Defining Noninvasive Criteria for Indicating Drug Therapy in Metabolic dysfunction-associated Steatotic Liver Disease in Clinical Practice
- PMID: 40907848
- DOI: 10.1016/j.cgh.2025.08.023
Defining Noninvasive Criteria for Indicating Drug Therapy in Metabolic dysfunction-associated Steatotic Liver Disease in Clinical Practice
Abstract
Background & aims: Resmetirom is the first Food and Drug Administration-approved drug for metabolic dysfunction-associated liver disease (MASLD) in F2 and F3 patients with steatohepatitis. Noninvasive criteria have been proposed for initiating treatment; however, these have not been validated in clinical practice. We validated the proposed criteria and established new guidelines for initiating resmetirom treatment in clinical practice.
Methods: This was a cross-sectional study of 1281 MASLD patients from the HEPAmet registry with biopsy, comorbidity assessment, analytical profile, and elastography. Identification of MASLD with F2 and F3 was the main endpoint. A comprehensive review of international guidelines and expert consensus up to November 2024, focusing on therapeutic indications, was conducted.

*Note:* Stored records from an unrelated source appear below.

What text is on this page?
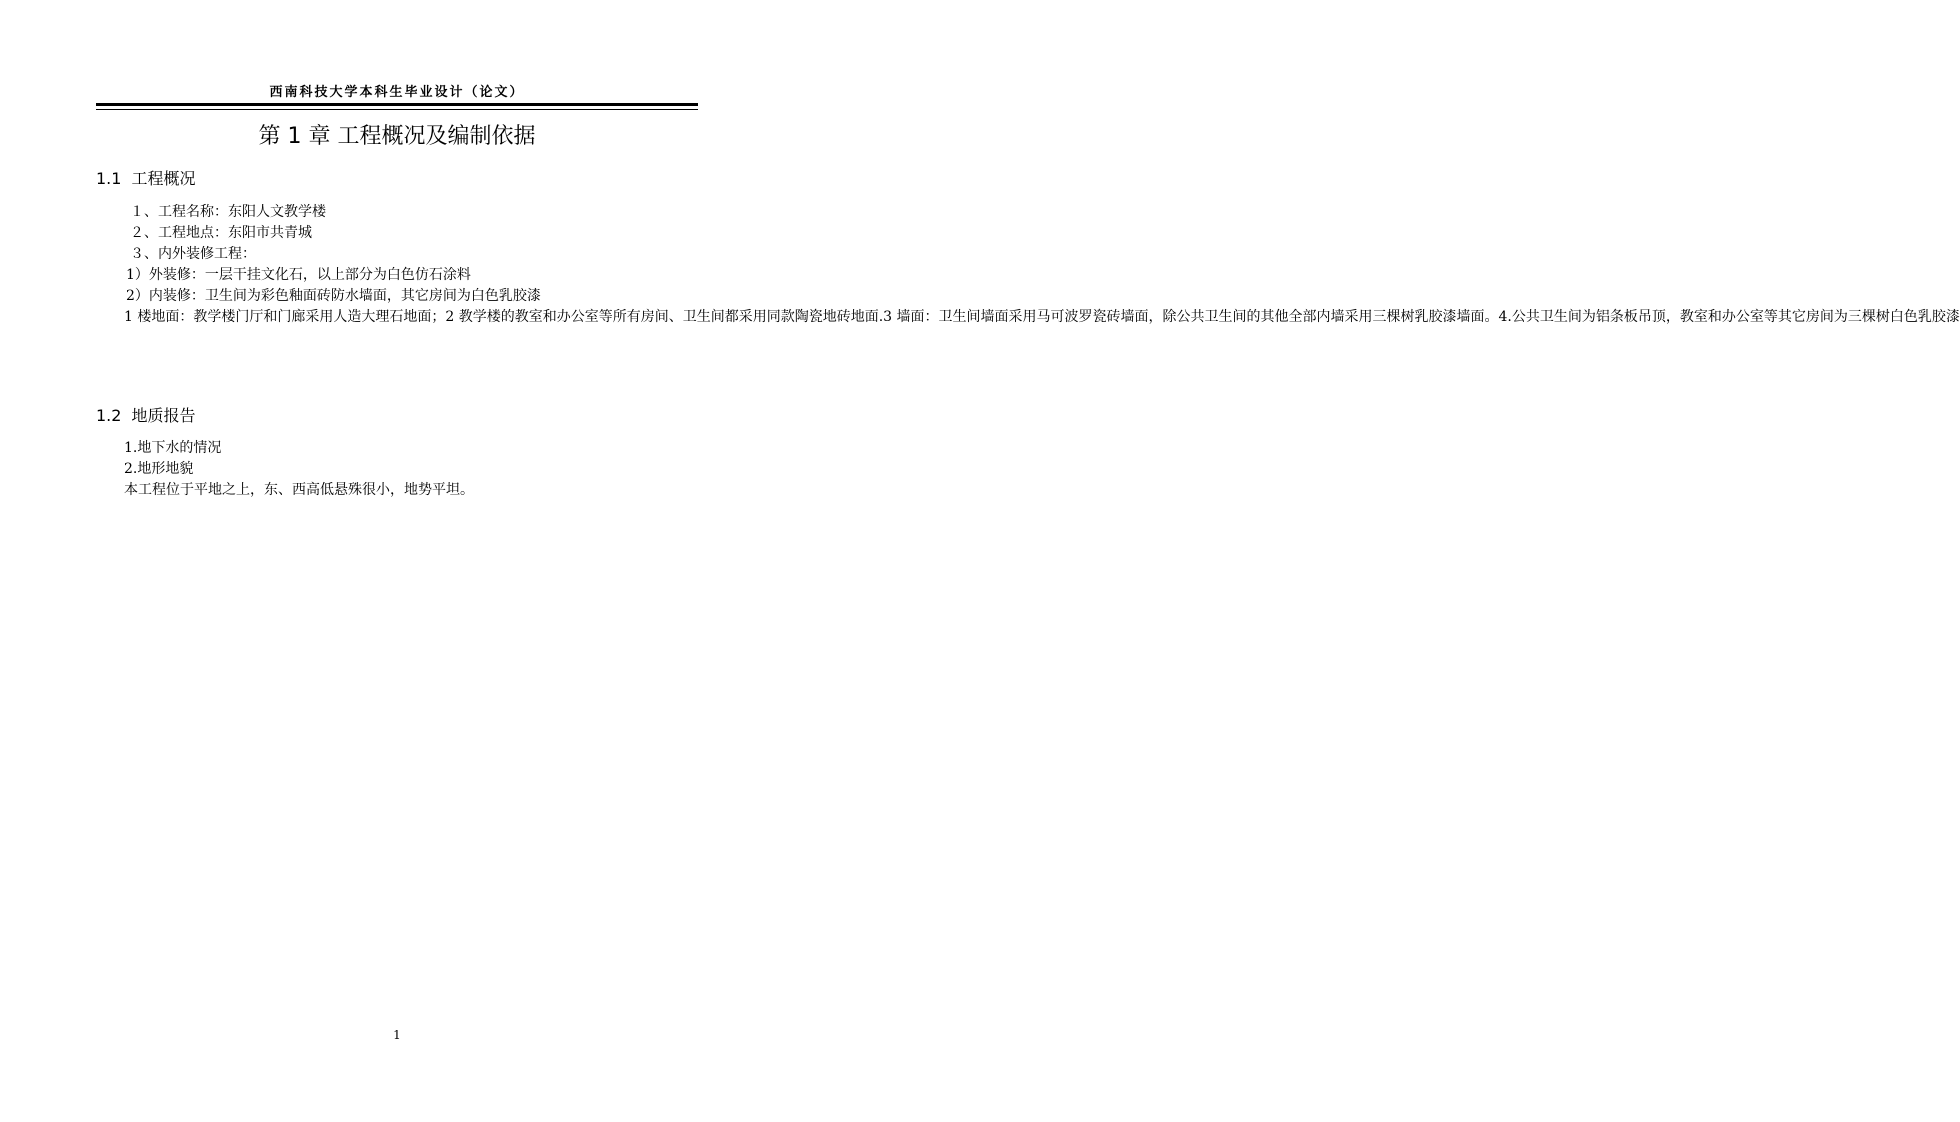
西南科技大学本科生毕业设计（论文）
第 1 章 工程概况及编制依据
1.1 工程概况

１、工程名称：东阳人文教学楼

２、工程地点：东阳市共青城

３、内外装修工程：

1）外装修：一层干挂文化石，以上部分为白色仿石涂料

2）内装修：卫生间为彩色釉面砖防水墙面，其它房间为白色乳胶漆

1 楼地面：教学楼门厅和门廊采用人造大理石地面；2 教学楼的教室和办公室等所有房间、卫生间都采用同款陶瓷地砖地面.3 墙面：卫生间墙面采用马可波罗瓷砖墙面，除公共卫生间的其他全部内墙采用三棵树乳胶漆墙面。4.公共卫生间为铝条板吊顶，教室和办公室等其它房间为三棵树白色乳胶漆

1.2 地质报告

1.地下水的情况

2.地形地貌

本工程位于平地之上，东、西高低悬殊很小，地势平坦。

1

Results: A total of 38% (n = 486 of 1281) of patients were diagnosed with MASLD F2 and F3 based on biopsy. However, only 39% and 56% of them met treatment eligibility criteria according to the Expert Panel Criteria and the American Association for the Study of Liver Diseases Practice Guidance, respectively. They included 45% of patients with early-stage fibrosis. False positive and false negative rates ranged from 23% to 41% and 44% to 60%, respectively, with area under the receiver-operating characteristic curve values below 0.60.These findings were validated in an external cohort. A two-step strategy, first selecting patients with Fibrosis-4 (FIB-4) ≥1.30, or with diabetes and overweight if FIB-4 <1.30, followed by a liver stiffness between 8 and 25 kPa, demonstrated higher positive (55%) and negative predictive values (77%) and higher area under the receiver-operating characteristic curve (0.67).This approach successfully identified 74% of the target population.
Conclusions: The diagnostic performance and reliability of the proposed noninvasive criteria for initiating resmetirom treatment were suboptimal. About the half of patients with indication would not receive treatment under these criteria. A new strategy, using FIB-4, the presence of diabetes and overweight, and liver stiffness improved the identification of MASLD patients with F2 and F3.
Keywords: MASH; MASLD; guidelines; resmetiron; steatohepatitis.